Why Apple Should Buy T-Mobile

Dustin is a member of The Motley Fool Blog Network -- entries represent the personal opinion of the blogger and are not formally edited.

By now everyone knows that Apple (NASDAQ: AAPL) has gobs and gobs of cash. The $137 billion question is what should they do with it? Also by now everyone has realized that Deutsche Telekom AG’s (NASDAQOTH:DTEGY) T-Mobile USA has a problem keeping the same female in leather for their commercials. It also has a problem competing against Verizon (NYSE: VZ) and AT&T (NYSE: T) but those are less attractive problems.

I know your thinking that I’m about to say that T-Mobile should carry the iPhone. No, Apple should use a small part of their cash hoard and purchase T-Mobile USA. Deutsche Telekom wants to dump T-Mobile USA, which is now worth about 60% of what it was worth when they purchased it. Apple has the cash to expand T-Mobile’s existing network and tap into a very valuable asset that T-Mobile possesses in the wireless industry, excess spectrum. They would also be getting a great deal on a company that needs their product, as it is the only major US carrier without the iPhone. Deutsche Telekom would be getting rid of what they see as a bad investment. This is what they call a win-win situation.

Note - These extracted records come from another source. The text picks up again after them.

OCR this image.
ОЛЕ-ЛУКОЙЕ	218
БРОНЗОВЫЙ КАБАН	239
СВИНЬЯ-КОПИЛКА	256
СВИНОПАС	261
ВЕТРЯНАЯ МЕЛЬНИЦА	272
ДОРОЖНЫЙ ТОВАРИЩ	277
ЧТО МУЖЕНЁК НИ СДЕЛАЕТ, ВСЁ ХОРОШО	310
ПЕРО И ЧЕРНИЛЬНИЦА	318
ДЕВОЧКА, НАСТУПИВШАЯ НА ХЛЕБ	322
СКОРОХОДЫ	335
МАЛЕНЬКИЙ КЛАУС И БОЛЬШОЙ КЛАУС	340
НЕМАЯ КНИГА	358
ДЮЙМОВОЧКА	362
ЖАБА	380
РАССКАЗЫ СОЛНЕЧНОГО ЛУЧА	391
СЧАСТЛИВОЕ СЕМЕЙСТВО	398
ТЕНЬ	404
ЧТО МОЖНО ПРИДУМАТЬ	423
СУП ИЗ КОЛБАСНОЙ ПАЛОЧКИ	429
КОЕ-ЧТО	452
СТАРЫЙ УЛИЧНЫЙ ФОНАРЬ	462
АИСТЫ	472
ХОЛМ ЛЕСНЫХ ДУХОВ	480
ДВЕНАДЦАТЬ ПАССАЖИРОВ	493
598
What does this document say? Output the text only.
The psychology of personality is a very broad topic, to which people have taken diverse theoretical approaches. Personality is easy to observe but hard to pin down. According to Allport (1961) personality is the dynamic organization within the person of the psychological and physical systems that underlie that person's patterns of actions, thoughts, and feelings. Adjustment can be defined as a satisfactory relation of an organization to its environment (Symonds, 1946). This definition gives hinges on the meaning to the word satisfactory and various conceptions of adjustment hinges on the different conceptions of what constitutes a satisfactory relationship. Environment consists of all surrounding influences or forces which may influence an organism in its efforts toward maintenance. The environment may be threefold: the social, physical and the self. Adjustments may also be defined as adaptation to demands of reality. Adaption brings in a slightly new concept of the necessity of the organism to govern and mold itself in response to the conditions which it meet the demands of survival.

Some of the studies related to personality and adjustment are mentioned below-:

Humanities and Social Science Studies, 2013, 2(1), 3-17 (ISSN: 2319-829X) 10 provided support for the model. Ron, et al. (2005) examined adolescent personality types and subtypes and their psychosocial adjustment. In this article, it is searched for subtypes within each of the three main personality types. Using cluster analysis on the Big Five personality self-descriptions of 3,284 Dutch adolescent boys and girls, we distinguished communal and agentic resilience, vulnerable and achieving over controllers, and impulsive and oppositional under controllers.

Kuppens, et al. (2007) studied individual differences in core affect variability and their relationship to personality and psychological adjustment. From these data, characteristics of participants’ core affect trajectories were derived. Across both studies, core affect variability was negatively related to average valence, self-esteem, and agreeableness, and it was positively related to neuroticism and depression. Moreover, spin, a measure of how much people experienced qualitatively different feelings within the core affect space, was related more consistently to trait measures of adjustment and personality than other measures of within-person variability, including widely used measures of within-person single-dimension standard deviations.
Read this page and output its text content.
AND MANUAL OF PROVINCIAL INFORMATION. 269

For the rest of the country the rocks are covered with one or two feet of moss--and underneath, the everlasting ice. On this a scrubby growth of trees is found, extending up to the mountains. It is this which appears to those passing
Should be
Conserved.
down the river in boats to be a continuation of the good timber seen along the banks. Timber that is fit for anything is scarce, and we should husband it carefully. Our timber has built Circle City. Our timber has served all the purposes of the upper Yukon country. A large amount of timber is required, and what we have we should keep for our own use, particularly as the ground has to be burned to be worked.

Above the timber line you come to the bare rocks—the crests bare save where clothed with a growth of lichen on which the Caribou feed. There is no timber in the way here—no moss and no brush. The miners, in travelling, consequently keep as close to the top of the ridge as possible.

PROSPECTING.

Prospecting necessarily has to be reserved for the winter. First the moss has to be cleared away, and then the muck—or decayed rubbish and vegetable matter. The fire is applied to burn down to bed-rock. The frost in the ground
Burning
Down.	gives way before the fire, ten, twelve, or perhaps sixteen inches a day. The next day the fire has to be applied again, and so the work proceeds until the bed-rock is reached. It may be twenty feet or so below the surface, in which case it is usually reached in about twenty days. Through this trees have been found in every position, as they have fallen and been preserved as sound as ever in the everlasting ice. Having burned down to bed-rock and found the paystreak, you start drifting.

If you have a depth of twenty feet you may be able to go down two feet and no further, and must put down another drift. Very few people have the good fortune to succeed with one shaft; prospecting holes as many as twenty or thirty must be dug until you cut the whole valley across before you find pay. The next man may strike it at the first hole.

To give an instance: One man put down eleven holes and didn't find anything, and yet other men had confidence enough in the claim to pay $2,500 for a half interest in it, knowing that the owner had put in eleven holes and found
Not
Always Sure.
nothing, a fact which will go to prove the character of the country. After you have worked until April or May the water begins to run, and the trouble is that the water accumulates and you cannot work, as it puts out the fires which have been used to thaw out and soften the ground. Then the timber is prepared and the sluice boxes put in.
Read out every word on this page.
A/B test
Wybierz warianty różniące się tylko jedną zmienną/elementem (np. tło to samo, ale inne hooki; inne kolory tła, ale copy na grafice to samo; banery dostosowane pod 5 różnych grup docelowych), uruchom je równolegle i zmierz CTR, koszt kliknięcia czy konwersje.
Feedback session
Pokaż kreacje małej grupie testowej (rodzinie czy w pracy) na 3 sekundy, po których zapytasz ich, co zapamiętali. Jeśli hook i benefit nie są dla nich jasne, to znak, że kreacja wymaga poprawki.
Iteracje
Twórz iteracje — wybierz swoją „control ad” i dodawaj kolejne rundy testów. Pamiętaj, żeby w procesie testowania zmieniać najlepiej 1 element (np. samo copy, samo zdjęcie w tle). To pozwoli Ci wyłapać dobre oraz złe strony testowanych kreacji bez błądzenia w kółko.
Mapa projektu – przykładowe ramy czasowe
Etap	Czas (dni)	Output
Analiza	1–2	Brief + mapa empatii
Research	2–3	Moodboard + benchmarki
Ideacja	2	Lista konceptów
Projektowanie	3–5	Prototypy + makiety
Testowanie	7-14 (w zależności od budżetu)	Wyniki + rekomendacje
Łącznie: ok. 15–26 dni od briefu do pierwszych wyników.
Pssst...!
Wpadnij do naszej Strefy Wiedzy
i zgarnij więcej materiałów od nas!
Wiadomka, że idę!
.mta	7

Now the big question is why in the world would Apple want to buy T-Mobile. Let’s take a page out of Warren Buffett’s investing ideology and think about “moats.” According to Buffett, “the wider a business’ moat, the more likely it is to stand the test of time.” I’m not sure Apple could widen their position in the mobile industry more than creating their own network. T-Mobile is the only wireless provider that has room on its existing network for substantial growth, combine that with Apple’s brand name and loyal customer following and you have a widening moat.

What could Apple do with its own wireless network? First, they would be expanding their business portfolio much like Google (NASDAQ: GOOG) has began to do with their high speed fiber optic internet service. However, unlike Google, Apple wouldn’t have the same growing pains from starting from scratch. Second, Apple could tailor a version of their devices to be optimized to their own network. This would allow all of the features on, say the iPhone, to be utilized via wireless connectivity and not need to be connected to Wi-Fi; FaceTime I’m looking at you. Third, having their own network would allow Apple to shape the wireless industry over time to both produce the best devices and provide the best services to consumers.

What will Apple do? I have no idea and I’m not sure they know what to do. This is defiantly an option worth exploring.